Dengan begitu, jika tersangka korupsi mempersoalkan belum pastinya jumlah kerugian negara pada tahap penyelidikan, maka hal itu terlalu sumir, sebab Undang-Undang Tindak Pidana Korupsi mengenakan potensial lost. Adapun aktual lost-nya dapat dimintakan kemudian.
Lalu, bertalian dengan keabsahan status penyidik KPK. Pada Pasal 45 ayat (1) UU No. 30 Tahun 2002 tentang KPK disebutkan bahwa penyidik adalah penyidik pada Komisi Pemberantasan Korupsi yang diangkat dan diberhentikan oleh KPK. Tafsir letterlijk atas pasal ini adalah bahwa KPK berwenang mengangkat sendiri penyidiknya. Jadi, penyidik KPK tidak mesti harus berasal dari instansi kepolisian.

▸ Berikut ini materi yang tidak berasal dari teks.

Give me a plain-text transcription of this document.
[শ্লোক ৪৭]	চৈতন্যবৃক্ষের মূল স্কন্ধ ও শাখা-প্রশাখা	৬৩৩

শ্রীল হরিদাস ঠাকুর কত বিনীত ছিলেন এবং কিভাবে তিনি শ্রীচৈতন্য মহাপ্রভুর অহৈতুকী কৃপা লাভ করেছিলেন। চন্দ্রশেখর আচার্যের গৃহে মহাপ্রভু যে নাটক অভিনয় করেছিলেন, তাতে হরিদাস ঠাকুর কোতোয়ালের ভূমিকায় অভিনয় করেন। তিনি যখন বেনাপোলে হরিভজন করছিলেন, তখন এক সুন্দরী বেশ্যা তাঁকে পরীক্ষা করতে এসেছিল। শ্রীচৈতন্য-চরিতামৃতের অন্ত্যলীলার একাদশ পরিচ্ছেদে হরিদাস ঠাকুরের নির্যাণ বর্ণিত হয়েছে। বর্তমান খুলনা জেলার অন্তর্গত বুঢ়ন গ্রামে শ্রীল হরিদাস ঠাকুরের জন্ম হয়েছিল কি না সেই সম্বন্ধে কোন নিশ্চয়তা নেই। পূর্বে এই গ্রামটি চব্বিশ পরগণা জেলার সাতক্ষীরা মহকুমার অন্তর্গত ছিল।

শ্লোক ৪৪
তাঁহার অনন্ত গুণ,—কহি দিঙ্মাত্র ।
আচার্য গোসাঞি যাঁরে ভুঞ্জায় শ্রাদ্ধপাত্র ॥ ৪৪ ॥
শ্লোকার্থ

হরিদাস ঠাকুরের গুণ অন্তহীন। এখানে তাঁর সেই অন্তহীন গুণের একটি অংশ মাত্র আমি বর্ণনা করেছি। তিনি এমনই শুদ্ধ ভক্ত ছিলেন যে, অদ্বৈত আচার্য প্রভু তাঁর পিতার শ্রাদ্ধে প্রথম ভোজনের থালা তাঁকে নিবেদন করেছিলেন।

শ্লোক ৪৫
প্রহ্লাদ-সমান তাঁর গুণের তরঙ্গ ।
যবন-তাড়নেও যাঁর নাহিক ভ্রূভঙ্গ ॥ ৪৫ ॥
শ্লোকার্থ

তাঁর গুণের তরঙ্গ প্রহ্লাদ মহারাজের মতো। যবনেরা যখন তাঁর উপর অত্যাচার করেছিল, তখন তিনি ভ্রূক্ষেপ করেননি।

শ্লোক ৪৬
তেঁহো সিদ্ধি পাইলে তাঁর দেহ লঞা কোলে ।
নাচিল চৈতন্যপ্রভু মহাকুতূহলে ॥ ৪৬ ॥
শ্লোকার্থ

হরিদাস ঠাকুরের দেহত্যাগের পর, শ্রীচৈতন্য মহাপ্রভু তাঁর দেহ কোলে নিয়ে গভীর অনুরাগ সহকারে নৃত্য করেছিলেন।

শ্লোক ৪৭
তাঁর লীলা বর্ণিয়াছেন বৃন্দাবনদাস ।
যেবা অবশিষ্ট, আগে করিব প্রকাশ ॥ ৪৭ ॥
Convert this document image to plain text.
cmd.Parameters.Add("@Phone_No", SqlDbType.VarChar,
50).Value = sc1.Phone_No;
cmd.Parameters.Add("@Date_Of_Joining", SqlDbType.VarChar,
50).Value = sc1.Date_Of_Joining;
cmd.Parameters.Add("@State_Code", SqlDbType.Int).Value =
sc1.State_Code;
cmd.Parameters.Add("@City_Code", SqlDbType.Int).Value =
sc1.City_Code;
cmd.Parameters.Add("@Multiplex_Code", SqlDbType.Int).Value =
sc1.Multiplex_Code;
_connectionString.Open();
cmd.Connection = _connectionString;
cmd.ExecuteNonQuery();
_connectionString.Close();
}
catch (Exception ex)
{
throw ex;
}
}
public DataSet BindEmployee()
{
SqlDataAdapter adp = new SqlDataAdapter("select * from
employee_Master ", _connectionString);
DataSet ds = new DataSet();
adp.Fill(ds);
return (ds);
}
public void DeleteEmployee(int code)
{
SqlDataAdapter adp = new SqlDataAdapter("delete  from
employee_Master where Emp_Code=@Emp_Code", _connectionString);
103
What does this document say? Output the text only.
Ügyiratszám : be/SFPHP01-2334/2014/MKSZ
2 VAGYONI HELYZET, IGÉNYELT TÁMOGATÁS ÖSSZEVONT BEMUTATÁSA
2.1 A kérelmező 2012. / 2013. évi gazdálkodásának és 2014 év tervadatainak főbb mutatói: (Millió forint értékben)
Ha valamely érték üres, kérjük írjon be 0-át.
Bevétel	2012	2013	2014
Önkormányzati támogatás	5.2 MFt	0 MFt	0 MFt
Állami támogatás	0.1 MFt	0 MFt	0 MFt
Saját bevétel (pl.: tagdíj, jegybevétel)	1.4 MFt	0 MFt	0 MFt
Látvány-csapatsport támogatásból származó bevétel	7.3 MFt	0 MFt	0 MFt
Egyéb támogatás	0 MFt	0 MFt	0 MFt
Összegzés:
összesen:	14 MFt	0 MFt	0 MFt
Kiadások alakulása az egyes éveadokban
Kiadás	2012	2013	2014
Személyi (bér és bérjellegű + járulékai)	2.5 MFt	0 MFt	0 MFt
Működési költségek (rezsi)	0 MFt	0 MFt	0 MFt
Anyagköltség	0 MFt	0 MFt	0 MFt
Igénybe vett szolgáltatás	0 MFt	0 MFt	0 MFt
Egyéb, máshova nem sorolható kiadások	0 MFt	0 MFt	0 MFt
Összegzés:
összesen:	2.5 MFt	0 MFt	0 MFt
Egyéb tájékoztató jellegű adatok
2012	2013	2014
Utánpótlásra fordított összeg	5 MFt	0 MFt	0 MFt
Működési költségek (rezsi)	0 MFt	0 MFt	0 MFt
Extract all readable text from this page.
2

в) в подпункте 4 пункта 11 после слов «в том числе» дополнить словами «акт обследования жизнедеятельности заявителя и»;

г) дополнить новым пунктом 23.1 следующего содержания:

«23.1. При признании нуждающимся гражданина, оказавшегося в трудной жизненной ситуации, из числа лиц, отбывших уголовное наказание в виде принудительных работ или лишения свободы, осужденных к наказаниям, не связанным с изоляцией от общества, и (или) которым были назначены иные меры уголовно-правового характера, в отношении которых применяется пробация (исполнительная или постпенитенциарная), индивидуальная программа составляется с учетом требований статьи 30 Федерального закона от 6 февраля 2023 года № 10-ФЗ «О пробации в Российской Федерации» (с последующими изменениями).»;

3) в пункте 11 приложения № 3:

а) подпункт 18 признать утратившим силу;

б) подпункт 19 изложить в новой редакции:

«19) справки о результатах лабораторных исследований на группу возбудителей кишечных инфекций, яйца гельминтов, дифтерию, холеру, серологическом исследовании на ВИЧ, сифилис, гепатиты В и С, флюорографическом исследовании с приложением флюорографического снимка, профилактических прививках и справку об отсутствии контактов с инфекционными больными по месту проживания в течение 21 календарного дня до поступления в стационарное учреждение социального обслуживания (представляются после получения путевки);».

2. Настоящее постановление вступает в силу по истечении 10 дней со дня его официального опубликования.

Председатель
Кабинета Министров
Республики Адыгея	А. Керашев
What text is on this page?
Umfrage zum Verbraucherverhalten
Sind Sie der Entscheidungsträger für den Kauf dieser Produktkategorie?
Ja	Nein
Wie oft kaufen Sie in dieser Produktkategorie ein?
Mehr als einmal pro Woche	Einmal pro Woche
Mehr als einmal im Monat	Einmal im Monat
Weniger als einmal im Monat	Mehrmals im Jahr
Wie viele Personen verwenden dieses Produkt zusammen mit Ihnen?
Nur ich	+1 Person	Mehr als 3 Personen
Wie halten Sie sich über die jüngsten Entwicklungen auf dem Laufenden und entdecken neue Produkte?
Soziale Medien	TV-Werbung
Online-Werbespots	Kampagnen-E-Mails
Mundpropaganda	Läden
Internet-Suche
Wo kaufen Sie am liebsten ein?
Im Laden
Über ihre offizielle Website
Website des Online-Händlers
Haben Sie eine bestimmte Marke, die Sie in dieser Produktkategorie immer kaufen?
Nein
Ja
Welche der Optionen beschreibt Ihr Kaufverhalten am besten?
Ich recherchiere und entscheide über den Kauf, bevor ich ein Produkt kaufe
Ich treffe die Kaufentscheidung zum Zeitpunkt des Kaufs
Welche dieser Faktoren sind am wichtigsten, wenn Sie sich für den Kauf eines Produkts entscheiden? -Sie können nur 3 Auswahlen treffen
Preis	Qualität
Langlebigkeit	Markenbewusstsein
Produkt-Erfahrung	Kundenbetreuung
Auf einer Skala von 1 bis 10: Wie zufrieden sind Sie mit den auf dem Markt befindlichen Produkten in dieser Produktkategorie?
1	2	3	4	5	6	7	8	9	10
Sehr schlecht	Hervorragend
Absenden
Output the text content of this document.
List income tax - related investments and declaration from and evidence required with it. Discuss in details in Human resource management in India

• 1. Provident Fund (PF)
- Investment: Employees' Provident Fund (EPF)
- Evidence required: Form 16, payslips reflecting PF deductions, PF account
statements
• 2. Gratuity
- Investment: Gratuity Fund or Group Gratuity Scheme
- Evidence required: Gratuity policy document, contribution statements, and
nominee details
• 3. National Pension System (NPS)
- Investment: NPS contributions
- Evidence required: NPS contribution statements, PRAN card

Hal ini juga bermakna bahwa kerja penyidikan korupsi adalah bukan sesuatu yang tidak dapat dipelajari. Meskipun Pasal 39 ayat (3) UU KPK menegaskan bahwa penyelidik, penyidik, dan penuntut umum yang menjadi pegawai pada Komisi Pemberantasan Korupsi, diberhentikan sementara dari kepolisian dan kejaksaan sebelum menjadi pegawai KPK. Namun demikian, ketentuan ini hanya berkorelasi dengan syarat bagi penyidik, penyelidik, dan penuntut umum yang berasal dari kedua instansi tersebut.
Ketentuan ini juga secara implisit tidak mengharuskan penyelidik dan penyidik KPK selalu berasal dari kepolisian. Karena itu, dalam konteks Novel Baswedan, misalnya, ia telah mengundurkan diri sebagai penyidik Polri tetapi NB tetap saja menjadi pegawai KPK yang ditugaskan melakukan penyidikan tindak pidana korupsi. NB diangkat dan diberhentikan oleh KPK.
Terakhir adalah mengenai tersangka yang belum diperiksa terlebih dahulu. Dalam kasus Nur Alam, pimpinan KPK menyatakan bahwa NA telah berulang kali dipanggil KPK tetapi tidak hadir dengan berbagai macam alasan. Akhirnya, KPK menetapkan NA sebagai tersangka tanpa ada pemeriksaan terlebih dahulu. Inilah kemudian yang menjadi dasar permohonan praperadilan NA.
Secara yuridis, tidak ada ketentuan yang mewajibkan bahwa seseorang mesti diperiksa terlebih dahulu sebelum ditetapkan sebagai tersangka. Hal ini mendapatkan pembenaran empirik pada Pasal 1 butir 14 KUHAP dan Pasal 44 ayat (2) UU KPK. Pada kedua pasal tersebut seseorang dapat ditetapkan sebagai tersangka apabila telah diperoleh sekurang-kurangnya dua alat bukti sebagai bukti permulaan (prima facie evidence).
Dengan demikian, tak ada alasan bagi hakim praperadilan untuk menerima permohonan NA. Sebab, segala tindakan penyelidikan dan penyidikan KPK telah sesuai dengan prosedur dan mekanisme yang berlaku dalam hukum acara pidana yang menekankan pada due process of law. Kendati demikian, publik tetap harus menunggu apakah KPK kembali dikalahkan dengan “serangan balik” melalui praperadilan atau semakin garang memberantas korupsi.